Révolte étudiante en France : assez avec la pseudo-culture de gauche qui efface la vérité

Les étudiants se révoltent contre la culture du vide, la censure, le « wokisme » et toutes les chasses aux sorcières venues de l’étranger. Si la rébellion venait de Sciences Po, Institut d’études politiques de Paris ; berceau de la classe dirigeante française et laboratoire du progressisme, cela signifie que peut-être certains obstacles au politiquement correct sont encore possibles. Du moins chez certains jeunes étudiants. Qui a écrit la lettre ouverte publiée par Le Figaro. Cela commence ainsi : « Nous, étudiants de toutes les institutions de sciences politiques en France, déplorons la censure, officielle et officieuse, partout dans notre école, par certains étudiants, associations et professeurs, et par l’administration. Aussi, à notre petit chemin, nous voulons tirer la sonnette d’alarme le danger de « défaire la culture ». Loin d’être un simple phénomène anglo-saxon relégué sur les murs des campus universitaires américains ; l’esprit communautaire exacerbé de cette enclave intellectuelle hors du monde veut dicter la loi en tout ».

Les étudiants en France arrachent le politiquement correct

Aggravés, inquiets, les élèves de l’institut où Enrico Letta enseigne également pointent du doigt « Je suis en bas » actuellement en cours à Science Po. La lettre a été relancée à partir de la colonne Libérer aujourd’hui en kiosque. « Le but, par là, n’est pas de se faire passer pour une victime, mais d’alerter nos concitoyens et dirigeants sur les perversions des institutions françaises de science politique. Ce qui, ne l’oublions pas, est destiné à façonner notre future élite intellectuelle, politique et économique. Le glissement que nous observons actuellement à Sciences Po en France va bientôt s’étendre partout ». Ce n’était pas seulement une protestation des étudiants de l’institut de Paris, mais aussi une révolte d’un groupe d’étudiants du principal institut français de science politique. Ils en avaient marre du manteau de conformité et des chasses aux sorcières qui prévalaient à l’université.

France, révolte contre « anéantir la culture » à Science Po, Université de Letta

Les étudiants français avaient raison de s’inquiéter. Ils se souviennent de l’étudiant italien Luiss qui est récemment devenu le protagoniste d’une manifestation similaire devant leur organe officiel sur les réseaux sociaux. Les Français sont très inquiets, ils savent très bien que si rien n’est fait aujourd’hui contre la propagation de cette tendance qui fait honte à la libre pensée, demain sera peut-être trop tard. « Demain ceux qui se posent en apprentis de la censure deviendront journalistes, députés, écrivains, intellectuels », professeurs d’université ; bref, ils auront contrôle sur toutes les structures de pouvoir, sur les pensées ». Ils citent plusieurs exemples : de la menace d’ultra-gauche contre les syndicats étudiants comme Uni (orienté gaulliste) et Printemps Républicain (orienté libéral) ; car ils sont hostiles à l’idéologie du « réveil ». Puis ils ont rappelé les accusations d’« islamophobie » contre deux professeurs de Sciences Po Grenoble. Dans l’un des deux il est devenu fou, chez Klaus Kinzler, suspendu de l’enseignement pour avoir rappelé « les origines chrétiennes françaises » et s’être « battu pour la semaine de l’égalité : « Racisme, antisémitisme et islamophobie ».

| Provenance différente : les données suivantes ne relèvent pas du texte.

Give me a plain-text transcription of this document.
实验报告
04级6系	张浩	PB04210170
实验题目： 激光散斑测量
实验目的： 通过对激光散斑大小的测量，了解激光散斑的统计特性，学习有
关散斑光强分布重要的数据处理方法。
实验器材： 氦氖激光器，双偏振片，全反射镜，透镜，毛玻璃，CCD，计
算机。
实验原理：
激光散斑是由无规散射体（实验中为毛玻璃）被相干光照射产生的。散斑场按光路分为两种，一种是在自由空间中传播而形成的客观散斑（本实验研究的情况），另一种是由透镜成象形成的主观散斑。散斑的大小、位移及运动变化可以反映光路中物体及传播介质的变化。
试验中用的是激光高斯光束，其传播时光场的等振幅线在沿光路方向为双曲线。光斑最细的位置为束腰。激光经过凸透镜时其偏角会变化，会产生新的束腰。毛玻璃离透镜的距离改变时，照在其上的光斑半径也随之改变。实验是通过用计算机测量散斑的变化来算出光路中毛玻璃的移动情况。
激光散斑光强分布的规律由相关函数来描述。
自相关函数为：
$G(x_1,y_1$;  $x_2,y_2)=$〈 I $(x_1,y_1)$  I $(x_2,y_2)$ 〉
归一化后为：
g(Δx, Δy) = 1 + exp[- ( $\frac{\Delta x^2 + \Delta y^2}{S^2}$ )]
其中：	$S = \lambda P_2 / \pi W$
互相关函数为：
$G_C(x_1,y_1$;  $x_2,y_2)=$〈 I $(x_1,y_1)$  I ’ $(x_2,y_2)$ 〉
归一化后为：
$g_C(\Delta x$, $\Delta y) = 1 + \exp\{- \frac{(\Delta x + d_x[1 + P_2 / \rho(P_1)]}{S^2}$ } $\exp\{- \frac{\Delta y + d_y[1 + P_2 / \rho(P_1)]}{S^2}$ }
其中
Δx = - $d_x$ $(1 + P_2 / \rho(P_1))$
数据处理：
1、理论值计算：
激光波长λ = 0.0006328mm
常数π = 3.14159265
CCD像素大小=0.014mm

Annuler culture, étudiants : « Ambiance destructrice »

Enseignant humilié, son nom et son visage sur le mur de Science Po à côté du mot « islamophobie ». Tout le reste va sans dire, des menaces de mort à la protection de la vie, ce sont de courtes étapes. Les paroles prononcées par les étudiants français étaient des paroles de feu, reprochant « Laattitudes sectaires et extrémistes de l’association de gauche, ce qui fait régner une atmosphère destructrice dans la vie des étudiants. . , « en raison de la nécessité de la conversion et même du masochisme, elles tracent la vraie voie des associations LGBT et féministes ». Frédérique Vidal. Cette dernière a confirmé qu’avec lui en contrôle de la situation, le remplacement à l’université va changer et la liberté de pensée et de langage est garantie. Cette lettre montre exactement L’opposé.